Mathematically, if you know any two of those values, you can calculate the third.
Newton’s 2nd Law applies to “translational motion.” Movement along a straight line. There is an equivalent formula for rotational motion, but the terms are different.
- Force is called Torque,
- Mass is called the Moment of Inertia, and
- Acceleration is called Angular Acceleration.
Conceptually it is the same though. The angular acceleration of a spinning object times its moment of inertia tells you how much torque is being applied to it.
The OSIRIS-REx mission design calls for the spacecraft to collect a target mass of material from the Bennu asteroid. It has the capability to make multiple attempts if they don’t get enough mass the first time. But how do they know how much mass of material they have collected?
The answer is they use the rotational version of Newton’s 2nd Law.
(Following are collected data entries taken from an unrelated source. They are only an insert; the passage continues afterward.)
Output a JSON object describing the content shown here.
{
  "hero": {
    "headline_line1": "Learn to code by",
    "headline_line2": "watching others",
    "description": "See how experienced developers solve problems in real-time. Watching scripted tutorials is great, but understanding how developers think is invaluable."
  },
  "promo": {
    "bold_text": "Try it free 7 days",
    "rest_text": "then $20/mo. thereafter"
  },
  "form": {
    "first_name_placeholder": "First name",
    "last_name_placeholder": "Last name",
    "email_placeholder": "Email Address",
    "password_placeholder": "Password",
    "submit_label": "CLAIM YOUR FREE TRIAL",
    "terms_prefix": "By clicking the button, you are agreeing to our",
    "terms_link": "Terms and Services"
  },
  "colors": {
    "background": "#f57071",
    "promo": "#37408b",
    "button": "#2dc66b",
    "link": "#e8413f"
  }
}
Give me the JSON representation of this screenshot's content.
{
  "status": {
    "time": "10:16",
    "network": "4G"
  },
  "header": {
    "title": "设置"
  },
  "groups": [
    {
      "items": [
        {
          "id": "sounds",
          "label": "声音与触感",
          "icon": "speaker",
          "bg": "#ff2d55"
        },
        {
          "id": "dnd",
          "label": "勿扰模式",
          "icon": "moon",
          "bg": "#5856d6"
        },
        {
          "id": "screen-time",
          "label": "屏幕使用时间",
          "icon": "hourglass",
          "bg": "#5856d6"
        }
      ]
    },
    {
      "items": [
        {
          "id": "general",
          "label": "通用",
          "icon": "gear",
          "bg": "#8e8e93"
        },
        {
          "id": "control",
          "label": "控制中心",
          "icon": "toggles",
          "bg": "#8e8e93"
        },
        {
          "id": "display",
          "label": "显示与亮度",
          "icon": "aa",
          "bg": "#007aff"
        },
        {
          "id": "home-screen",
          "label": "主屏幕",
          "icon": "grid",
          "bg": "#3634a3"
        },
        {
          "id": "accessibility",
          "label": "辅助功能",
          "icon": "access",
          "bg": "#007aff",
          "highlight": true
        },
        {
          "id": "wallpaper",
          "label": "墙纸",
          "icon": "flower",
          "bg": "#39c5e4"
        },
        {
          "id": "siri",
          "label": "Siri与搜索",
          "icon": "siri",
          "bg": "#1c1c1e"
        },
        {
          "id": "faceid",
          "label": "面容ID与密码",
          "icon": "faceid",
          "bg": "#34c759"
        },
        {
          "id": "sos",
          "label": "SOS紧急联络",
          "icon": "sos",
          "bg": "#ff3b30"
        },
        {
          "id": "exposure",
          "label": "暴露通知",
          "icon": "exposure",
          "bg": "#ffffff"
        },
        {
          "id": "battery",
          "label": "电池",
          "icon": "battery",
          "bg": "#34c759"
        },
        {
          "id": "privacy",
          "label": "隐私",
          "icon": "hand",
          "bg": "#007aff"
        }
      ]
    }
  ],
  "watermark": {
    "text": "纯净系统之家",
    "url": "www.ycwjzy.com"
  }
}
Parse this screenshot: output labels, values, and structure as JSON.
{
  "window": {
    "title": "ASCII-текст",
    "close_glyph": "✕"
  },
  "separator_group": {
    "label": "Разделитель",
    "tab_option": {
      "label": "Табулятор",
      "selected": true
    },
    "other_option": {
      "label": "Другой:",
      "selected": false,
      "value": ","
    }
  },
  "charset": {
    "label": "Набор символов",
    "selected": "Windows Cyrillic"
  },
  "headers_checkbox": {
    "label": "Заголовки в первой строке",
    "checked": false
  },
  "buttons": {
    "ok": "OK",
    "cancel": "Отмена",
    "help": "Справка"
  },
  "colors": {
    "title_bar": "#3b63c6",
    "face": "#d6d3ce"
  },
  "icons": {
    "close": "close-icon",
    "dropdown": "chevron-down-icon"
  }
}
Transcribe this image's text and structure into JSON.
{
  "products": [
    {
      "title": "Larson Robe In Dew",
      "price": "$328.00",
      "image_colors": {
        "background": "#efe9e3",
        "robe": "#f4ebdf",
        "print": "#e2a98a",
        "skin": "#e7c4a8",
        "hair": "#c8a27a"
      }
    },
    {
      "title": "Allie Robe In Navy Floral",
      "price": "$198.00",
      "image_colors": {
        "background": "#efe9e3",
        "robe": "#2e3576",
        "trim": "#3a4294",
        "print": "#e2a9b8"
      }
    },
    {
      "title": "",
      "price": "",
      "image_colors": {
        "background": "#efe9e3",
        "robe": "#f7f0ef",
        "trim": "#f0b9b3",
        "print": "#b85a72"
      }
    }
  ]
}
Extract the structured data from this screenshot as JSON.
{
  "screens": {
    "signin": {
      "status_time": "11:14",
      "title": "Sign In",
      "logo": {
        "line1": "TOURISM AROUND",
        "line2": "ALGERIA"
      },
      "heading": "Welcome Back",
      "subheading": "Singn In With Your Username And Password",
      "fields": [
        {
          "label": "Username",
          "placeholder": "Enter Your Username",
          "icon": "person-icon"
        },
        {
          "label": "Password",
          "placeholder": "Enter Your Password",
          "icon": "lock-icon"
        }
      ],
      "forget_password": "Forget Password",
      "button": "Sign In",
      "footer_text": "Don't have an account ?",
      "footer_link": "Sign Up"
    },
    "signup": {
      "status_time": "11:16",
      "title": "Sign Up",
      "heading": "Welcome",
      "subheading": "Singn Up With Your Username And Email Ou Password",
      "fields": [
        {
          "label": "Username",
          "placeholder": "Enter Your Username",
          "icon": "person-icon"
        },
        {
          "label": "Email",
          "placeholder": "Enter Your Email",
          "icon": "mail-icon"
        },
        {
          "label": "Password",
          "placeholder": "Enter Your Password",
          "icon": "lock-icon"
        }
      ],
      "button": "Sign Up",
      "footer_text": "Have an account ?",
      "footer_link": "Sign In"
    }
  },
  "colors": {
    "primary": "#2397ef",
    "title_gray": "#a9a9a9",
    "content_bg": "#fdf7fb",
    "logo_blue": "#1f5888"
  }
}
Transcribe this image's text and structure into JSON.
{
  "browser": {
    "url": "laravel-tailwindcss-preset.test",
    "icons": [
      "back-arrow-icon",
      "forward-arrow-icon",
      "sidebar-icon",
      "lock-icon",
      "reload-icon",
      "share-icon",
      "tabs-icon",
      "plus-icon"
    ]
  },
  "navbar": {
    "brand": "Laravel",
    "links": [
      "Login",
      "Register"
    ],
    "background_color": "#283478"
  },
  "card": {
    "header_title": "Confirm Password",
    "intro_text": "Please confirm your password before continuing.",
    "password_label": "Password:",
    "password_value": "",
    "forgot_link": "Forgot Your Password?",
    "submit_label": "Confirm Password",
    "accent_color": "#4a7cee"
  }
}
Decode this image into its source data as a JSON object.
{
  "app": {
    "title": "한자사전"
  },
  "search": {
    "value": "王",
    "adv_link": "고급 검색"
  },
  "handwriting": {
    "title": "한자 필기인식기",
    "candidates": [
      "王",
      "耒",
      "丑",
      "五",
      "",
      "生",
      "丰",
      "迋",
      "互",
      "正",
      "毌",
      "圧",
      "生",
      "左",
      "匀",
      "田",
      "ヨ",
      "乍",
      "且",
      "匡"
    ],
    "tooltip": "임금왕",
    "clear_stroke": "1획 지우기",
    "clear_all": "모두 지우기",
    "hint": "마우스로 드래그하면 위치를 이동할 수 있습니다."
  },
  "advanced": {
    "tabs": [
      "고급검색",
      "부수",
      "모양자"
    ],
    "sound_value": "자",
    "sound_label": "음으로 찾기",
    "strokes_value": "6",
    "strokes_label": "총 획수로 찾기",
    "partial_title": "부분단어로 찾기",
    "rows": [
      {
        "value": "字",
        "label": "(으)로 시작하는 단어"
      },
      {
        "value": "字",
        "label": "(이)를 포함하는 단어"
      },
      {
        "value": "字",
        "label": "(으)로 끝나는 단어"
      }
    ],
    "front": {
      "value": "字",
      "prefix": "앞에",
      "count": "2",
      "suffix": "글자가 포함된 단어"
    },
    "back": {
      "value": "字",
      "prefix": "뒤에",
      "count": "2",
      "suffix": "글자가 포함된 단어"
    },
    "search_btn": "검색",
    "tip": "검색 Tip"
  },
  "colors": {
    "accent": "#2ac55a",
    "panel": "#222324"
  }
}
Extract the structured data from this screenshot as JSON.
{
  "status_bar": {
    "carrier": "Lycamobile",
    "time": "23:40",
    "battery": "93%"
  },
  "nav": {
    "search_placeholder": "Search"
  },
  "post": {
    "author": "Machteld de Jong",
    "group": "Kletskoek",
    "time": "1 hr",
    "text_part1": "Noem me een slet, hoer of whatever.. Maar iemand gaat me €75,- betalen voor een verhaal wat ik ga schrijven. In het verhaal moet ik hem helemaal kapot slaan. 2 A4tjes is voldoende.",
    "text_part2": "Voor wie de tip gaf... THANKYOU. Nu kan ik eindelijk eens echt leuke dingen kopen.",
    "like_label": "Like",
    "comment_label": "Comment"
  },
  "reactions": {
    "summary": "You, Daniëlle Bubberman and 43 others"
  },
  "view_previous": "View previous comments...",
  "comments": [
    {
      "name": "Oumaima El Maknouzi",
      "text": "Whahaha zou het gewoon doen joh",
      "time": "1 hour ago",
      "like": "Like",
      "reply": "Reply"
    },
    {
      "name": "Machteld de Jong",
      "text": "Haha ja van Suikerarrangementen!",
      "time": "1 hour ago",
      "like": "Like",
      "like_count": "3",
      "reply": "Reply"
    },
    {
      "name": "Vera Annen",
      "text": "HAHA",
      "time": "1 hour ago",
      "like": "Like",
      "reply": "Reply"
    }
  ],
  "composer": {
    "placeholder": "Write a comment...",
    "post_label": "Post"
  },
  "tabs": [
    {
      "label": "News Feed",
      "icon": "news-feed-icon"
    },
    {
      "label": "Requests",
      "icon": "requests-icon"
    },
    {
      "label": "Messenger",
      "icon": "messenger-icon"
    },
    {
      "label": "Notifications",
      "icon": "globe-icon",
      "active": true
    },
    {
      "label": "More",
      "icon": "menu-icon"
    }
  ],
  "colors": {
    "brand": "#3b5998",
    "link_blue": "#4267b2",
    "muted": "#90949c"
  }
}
First, they turn the spacecraft on its side and stick the arm out. Then they fire the thrusters so as to start the spacecraft spinning like a merry-go-round with the arm on the outside and the main body in the center. The impulse on the thrusters (which is controlled by NASA) tells them how much torque they are applying. They then measure how fast the spinning accelerates. From those two values, they can calculate the moment of inertia of the spacecraft + Bennu material. From this moment they can calculate the mass of material. The more mass they have, the slower the acceleration will be.
That’s how you weigh things in space.